The darkness of the sky was all encompassing as we cruised down the unlit highway. Old R&B jams sauntered through the speakers filling the cabin air of Kendrae’s Chevy Silverado. As smooth and cool as the air being pumped through his vents in attempt to combat the thick, summer heat.
His large, calloused hand interlocked with mine making me feel so small. A feeling that was foreign to a 5’11” girl like me. The warmth in his touch made my entire body tingle. Even though it had only been two weeks since we’d last seen each other, holding hands made me realize how much I truly missed him. I leaned into the side of the seat and fixed my gaze on Kendrae. This.This was what I had been waiting and praying for. All the dates I never went on. The dates I was never asked on. The nights spent alone rather than seeking solace in another for the sake of company. All the heartbreak and longing seemed like another lifetime in comparison to this.
I didn’t care if we ever made it to his parents’ house. I was relishing the moment to sit and enjoy being in Kendrae’s company. Words were unnecessary. I had never been so comfortable and so at home in my own skin. I took a deep breath and breathed in the scent of his intoxicating cologne. I could get used to this.This feeling. This man. This woman I became when I was around him.
My thoughts were interrupted by a phone call from Kendrae’s mom, checking on our drive. We were expecting to arrive in Crosby, a smaller town northeast of Houston, sometime around 1:00 AM. His mom expressed that she was excited to see us, but would be in bed by the time we got in. I was a little relieved that I would be able to get my bearings and make sure that I looked parent-presentable before meeting his family. Who really looks their best after a three-and-a-half-hour car ride at 1:00 in the morning?
The next morning at 6:00, not my best time of day either, I was awoken by a knock at the bedroom door. Kendrae was adamant that we get a good run in before making the rounds of introduction. I rolled out of bed, threw on some raggy running attire and barely managed to brush my teeth, let alone do anything to my wild hair and bare face. I walked down the stairs, still mostly asleep, and was startled to find Kendrae’s mom waiting to greet me.
“Hi honey!” she cooed, her voice as sweet as honey. She wrapped me in a hug and assured me how glad she was to meet me.
I’m not even sure what I managed to stammer out because I was so caught off guard by our greeting. This was NOT my best representation of myself and certainly NOT how I wanted to look the first time I met my boyfriend’s mom. Our casualties were interrupted by Kendrae’s entrance from the garage into the kitchen. He smiled at us both and announced that he was ready to go, and off he and I went.
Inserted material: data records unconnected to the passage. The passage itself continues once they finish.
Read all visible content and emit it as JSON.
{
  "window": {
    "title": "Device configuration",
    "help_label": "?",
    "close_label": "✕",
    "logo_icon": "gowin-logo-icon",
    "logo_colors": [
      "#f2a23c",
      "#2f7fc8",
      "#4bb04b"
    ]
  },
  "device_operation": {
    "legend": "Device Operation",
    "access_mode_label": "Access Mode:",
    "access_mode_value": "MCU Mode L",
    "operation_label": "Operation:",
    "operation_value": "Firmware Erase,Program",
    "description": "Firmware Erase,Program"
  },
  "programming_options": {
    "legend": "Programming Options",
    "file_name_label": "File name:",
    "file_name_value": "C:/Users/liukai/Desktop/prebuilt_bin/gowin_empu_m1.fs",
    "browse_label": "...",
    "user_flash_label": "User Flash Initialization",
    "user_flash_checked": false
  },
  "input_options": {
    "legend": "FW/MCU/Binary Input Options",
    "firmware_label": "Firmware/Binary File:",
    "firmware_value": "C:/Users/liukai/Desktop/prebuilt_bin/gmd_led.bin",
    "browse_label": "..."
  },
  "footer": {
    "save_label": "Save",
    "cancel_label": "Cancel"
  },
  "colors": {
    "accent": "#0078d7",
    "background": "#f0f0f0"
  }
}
The muggy Houston air filled my lungs and made my face even more red than it felt from my brief encounter with Kendrae’s mom. I mentally kicked myself the whole two miles until I realized that I would most likely look even worse post-run. What a winner he brought home with him…!
Later that afternoon after I had meticulously fixed myself up, I reemerged downstairs, ready to meet anyone. I quickly fell in love with his Dad. He was a quiet, reserved man who liked what he liked. I knew Kendrae admired him and they had a close relationship. I could sense that he had a somewhat rough exterior, but all I could see was his heart of gold. Kendrae told me that his Dad enjoyed cars and cowboy boots, so I worked those topics. Before I knew it, he had pulled out every pair of cowboy boots from his collection, and had them displayed in the living room for me. I knew right there, that we would get along just fine.
I was a little more self-conscious around his mom because I knew Kendrae thought the world of her. Not to mention my less than perfect, first impression. But, she was the most welcoming, down-to-earth individual I had ever met. She made you feel like you were the only person in the room when she talked to you. And she beamed sunlight.
Kendrae’s younger sister was so similar to him in many ways. She was easy going, full of laughter and possessed an upbeat attitude. Kendrae’s older brother was kind and equally laid back. He was witty and possessed the same welcoming qualities as his mother. I loved watching Kendrae’s interactions with his siblings; their love for one another so apparent.
I was surprised how effortlessly I fell into stride with his family. Similar to the way I felt instantly at home around Kendrae. It made sense. The rest of the weekend was smooth sailing. I really had hit the jackpot. Phenomenal guy. Phenomenal family.
Was this the stuff dreams were made of? Was it really possible life could work out so storybook-ending?Except, why had I never felt this sense of belonging with my family? And what about their less than loving feelings towards Kendrae? Would they come to love him as I did? Could they?